Slightly. Constraining the output format limits the model's expressiveness. For extraction and classification: no meaningful quality loss. For creative generation: some loss. Use structured outputs for data tasks, free-form for creative tasks.
Which models support structured outputs?
All major models (GPT-4o, Claude Sonnet/Opus, Gemini Pro) support structured outputs. Implementation varies by provider — use the Vercel AI SDK for a unified API.
How do structured outputs handle ambiguity?
If the input doesn't clearly map to a schema field, the model makes its best judgment. Use .nullable() for optional fields and .describe() to clarify what each field should contain.

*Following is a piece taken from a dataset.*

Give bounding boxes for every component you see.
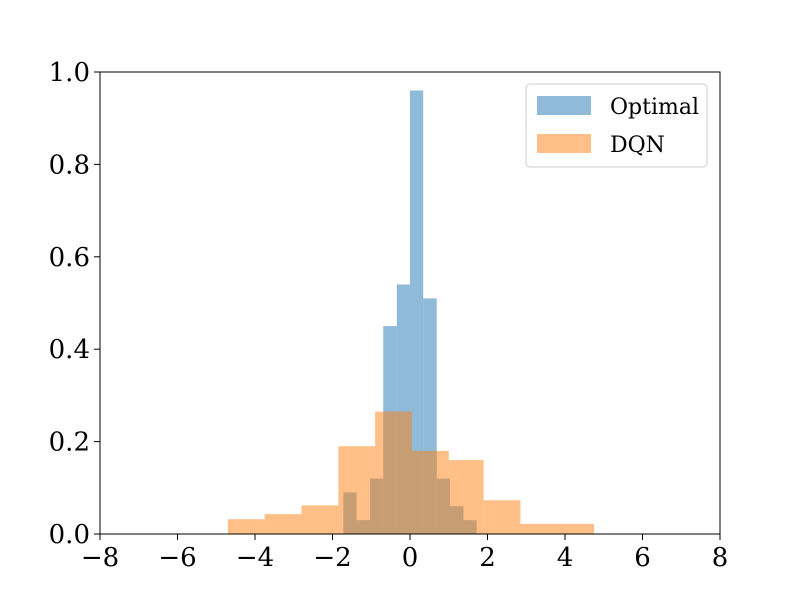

Can I use structured outputs with streaming?
Yes. The Vercel AI SDK supports streamObject() which streams partial objects as they're generated. Useful for showing incremental results in a UI.

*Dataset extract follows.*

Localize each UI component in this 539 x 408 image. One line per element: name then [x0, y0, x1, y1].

What's the performance impact?
Structured outputs add 10-20% latency compared to free-form generation (due to constrained decoding). Negligible for most applications. The reliability improvement far outweighs the latency cost.
Bottom Line
Structured outputs are the single most important feature for building production AI applications. They turn AI from "unpredictable text generator" into "reliable data processing engine." Every AI application that needs machine-readable output should use structured outputs — no exceptions.
Start with: Replace one JSON.parse(aiResponse) call with generateObject() using a Zod schema. See zero parsing errors. Apply everywhere you need structured AI output.